Die Welt freut sich auf Olympia ’72 in München. Doch plötzlich entwickelt sich der Traum zum Terror. Die ARD erzählt in einem Doku-Drama von dem Attentat und kann dank der Zeitzeugen eigene Akzente setzen.

Die Polizisten trugen Himmelblau und keine Waffen, das Olympische Dorf war noch kein Hochsicherheitstrakt. Kamen die Athleten verspätet abends zurück, kletterten sie einfach über den Zaun. „Die Stimmung war wunderbar“, sagt Esther Roth, eine Leichtathletin aus Israel, über die Sommerspiele von 1972 in München. Die Sprinterin schien das zu beflügeln, sie erreichte das Halbfinale über 100 Meter Hürden, doch in der Nacht vor dem Rennen überfiel ein palästinensisches Terrorkommando das Männerquartier der israelischen Olympiamannschaft. Unter den Geiseln war auch Roths Trainer Amizur Shapira.

Wenige Tage vor dem Beginn der Spiele in London erinnert die ARD mit dem Dokudrama „Vom Traum zum Terror – München 72“ an die Ereignisse vor 40 Jahren. Neuland ist das Thema nicht gerade, noch im März zeigte das ZDF die Teamworx-Produktion „München 72 – Das Attentat“, bei dem der Anteil der Spielszenen deutlich höher war. Zwar erzählen beide Filme im Kern dieselbe Geschichte: Wie der Terror-Schock über die „heiteren Spiele“ kam. Wie schlecht vorbereitet das Deutschland der siebziger Jahre auf solche Anschläge war. Und wie eine Kette von Fehlern zu dem schrecklichen Blutbad auf dem Flughafen Fürstenfeldbruck führte. Doch jeder Film erzählt auch ein bisschen seine eigene Wahrheit. In der ZDF-Version spielte Bernadette Heerwagen die tragende Rolle einer jungen Polizistin, die damals als Botin und Übersetzerin in den Verhandlungen mit den Geiselnehmern fungierte. Garniert wurde ihre Rolle mit einer kleinen, wenn auch erfundenen Liebesgeschichte.

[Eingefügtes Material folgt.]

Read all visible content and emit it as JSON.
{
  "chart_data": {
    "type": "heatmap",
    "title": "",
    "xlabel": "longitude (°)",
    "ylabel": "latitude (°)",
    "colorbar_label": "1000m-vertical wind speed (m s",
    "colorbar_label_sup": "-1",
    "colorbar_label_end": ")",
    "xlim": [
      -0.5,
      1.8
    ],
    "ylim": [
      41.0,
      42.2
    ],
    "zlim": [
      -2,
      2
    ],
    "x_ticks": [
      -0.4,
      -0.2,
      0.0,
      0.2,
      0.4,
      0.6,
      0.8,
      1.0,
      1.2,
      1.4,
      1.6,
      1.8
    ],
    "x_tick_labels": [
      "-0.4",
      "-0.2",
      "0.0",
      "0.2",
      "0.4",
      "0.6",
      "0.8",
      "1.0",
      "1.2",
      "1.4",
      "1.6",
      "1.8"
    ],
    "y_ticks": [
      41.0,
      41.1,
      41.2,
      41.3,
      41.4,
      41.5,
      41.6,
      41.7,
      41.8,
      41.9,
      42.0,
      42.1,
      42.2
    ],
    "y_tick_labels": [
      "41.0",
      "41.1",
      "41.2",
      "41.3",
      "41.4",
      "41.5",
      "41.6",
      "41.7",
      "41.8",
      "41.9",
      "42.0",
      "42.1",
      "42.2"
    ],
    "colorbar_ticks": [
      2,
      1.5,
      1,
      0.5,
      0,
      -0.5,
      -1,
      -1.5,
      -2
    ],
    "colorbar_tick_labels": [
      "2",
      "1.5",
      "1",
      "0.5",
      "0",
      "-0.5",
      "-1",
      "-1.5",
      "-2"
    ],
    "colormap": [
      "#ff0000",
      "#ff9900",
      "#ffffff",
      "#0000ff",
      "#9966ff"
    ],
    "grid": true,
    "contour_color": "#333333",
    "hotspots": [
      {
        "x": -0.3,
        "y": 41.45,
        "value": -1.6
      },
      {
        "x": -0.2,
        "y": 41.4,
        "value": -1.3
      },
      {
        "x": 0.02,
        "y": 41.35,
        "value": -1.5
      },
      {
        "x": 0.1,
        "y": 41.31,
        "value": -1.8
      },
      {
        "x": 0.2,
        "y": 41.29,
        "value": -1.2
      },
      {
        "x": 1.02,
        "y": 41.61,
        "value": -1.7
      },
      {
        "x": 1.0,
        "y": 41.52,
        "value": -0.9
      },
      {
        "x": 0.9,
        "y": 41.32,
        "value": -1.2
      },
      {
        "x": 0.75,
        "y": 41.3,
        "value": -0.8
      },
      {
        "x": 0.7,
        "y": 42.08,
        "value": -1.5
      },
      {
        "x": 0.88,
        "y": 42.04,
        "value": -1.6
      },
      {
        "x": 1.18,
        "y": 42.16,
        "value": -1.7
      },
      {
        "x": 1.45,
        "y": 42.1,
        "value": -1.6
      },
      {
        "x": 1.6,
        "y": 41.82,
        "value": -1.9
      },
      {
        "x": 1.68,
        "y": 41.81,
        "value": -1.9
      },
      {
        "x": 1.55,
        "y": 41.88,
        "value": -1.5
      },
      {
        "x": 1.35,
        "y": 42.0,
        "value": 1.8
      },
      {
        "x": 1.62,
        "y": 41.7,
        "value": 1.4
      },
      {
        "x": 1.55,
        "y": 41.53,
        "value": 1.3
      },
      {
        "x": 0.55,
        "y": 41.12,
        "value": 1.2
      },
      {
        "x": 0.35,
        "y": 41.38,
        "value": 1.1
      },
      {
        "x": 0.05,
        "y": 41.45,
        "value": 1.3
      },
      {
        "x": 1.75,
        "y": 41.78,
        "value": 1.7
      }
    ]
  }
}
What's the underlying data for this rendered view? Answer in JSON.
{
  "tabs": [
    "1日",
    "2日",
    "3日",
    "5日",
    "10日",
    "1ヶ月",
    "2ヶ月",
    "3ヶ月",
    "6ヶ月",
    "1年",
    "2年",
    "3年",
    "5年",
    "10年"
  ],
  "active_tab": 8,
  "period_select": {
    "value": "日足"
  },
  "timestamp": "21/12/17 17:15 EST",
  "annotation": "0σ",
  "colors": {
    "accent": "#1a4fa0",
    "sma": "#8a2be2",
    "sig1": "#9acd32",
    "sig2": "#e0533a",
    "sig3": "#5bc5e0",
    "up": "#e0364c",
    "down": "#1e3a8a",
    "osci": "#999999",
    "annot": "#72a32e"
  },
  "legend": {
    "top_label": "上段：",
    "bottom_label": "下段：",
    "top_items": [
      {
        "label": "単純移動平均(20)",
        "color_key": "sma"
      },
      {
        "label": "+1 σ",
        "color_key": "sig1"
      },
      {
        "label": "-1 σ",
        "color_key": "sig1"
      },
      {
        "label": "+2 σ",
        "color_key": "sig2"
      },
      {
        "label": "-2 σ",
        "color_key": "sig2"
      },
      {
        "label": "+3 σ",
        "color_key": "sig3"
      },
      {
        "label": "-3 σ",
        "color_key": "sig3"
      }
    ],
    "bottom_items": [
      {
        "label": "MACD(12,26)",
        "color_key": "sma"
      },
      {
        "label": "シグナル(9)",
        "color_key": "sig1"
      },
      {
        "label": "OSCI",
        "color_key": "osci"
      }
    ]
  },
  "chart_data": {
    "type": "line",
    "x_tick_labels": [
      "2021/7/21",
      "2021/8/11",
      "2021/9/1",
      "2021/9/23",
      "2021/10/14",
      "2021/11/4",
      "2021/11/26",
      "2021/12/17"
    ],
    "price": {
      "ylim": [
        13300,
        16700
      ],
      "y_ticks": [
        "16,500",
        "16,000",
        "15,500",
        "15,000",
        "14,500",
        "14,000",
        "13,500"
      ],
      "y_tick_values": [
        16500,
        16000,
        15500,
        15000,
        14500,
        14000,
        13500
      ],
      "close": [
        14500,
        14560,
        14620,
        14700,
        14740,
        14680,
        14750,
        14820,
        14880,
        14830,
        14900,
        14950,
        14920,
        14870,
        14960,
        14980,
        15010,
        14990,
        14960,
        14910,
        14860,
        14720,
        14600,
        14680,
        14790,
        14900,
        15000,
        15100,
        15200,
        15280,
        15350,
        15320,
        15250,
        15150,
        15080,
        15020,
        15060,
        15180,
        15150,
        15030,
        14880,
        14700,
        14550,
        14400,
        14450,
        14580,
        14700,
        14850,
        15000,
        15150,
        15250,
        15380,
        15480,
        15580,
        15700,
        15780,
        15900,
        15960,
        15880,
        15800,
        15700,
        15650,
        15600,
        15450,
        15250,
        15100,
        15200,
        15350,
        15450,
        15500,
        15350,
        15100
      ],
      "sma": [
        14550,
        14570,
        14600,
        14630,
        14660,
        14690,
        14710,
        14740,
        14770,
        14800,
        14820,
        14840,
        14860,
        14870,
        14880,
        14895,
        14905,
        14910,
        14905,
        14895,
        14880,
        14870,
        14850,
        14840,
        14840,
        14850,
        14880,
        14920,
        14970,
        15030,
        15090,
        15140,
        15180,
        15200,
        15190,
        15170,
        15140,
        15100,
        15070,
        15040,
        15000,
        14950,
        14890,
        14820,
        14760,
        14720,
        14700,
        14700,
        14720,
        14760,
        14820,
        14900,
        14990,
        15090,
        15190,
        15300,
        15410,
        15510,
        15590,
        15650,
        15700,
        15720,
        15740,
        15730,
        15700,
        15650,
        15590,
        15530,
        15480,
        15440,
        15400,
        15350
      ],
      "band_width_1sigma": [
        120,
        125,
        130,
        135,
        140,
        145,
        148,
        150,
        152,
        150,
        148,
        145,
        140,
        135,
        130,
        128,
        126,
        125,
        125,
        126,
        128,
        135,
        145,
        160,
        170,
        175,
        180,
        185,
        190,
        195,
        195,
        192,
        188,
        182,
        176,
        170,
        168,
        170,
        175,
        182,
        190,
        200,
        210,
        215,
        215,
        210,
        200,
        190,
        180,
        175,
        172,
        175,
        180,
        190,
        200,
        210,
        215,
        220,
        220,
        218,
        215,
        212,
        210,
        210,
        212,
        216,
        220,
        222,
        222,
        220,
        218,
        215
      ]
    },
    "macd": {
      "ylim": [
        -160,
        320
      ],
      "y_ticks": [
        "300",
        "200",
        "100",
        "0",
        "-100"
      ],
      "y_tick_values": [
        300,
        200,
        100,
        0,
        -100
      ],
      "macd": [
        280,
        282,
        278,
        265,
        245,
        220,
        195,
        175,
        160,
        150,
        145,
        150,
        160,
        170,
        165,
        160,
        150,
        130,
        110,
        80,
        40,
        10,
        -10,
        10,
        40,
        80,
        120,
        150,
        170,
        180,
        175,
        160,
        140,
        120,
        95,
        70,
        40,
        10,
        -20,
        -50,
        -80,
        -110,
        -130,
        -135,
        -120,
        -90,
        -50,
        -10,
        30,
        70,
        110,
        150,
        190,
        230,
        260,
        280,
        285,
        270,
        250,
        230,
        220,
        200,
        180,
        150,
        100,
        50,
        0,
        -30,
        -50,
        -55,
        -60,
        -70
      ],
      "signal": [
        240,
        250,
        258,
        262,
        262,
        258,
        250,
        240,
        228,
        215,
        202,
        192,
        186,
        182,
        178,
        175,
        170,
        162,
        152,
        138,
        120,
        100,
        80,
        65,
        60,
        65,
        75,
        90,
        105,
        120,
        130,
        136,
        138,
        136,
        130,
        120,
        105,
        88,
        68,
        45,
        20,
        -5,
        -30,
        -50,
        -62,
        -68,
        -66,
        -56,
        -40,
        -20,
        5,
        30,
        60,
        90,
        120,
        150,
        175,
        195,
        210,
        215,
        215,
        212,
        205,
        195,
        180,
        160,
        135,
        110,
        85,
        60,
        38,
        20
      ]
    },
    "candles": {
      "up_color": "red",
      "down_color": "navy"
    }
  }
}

Bei der ARD-Version taucht diese Randfigur der Ereignisse gar nicht erst auf, was vermutlich seriöser ist. Dafür sind die Spielszenen hier weit davon entfernt, eine eigene erzählerische Kraft zu entfalten. Für das gemeinsam mit Spiegel TV und dem Red-Bull-Sender Servus TV finanzierte Projekt hat man sich zwar einige bekannte Gesichter geleistet: Etwa Peter Lohmeyer als Walther Tröger, damals der Bürgermeister des Olympischen Dorfs, oder Michael Brandner als Bundesinnenminister Hans-Dietrich Genscher. Doch viel mehr als ein schlecht sitzendes Toupet (Lohmeyer), sorgenvolle Mienen und steife Dialogsätze – Genscher zu seinem Chauffeur: „Wundern Sie sich nicht, wenn dort viel Polizei ist, im Dorf ist etwas Furchtbares im Gange“ – haben ihre kurzen Auftritte nicht zu bieten.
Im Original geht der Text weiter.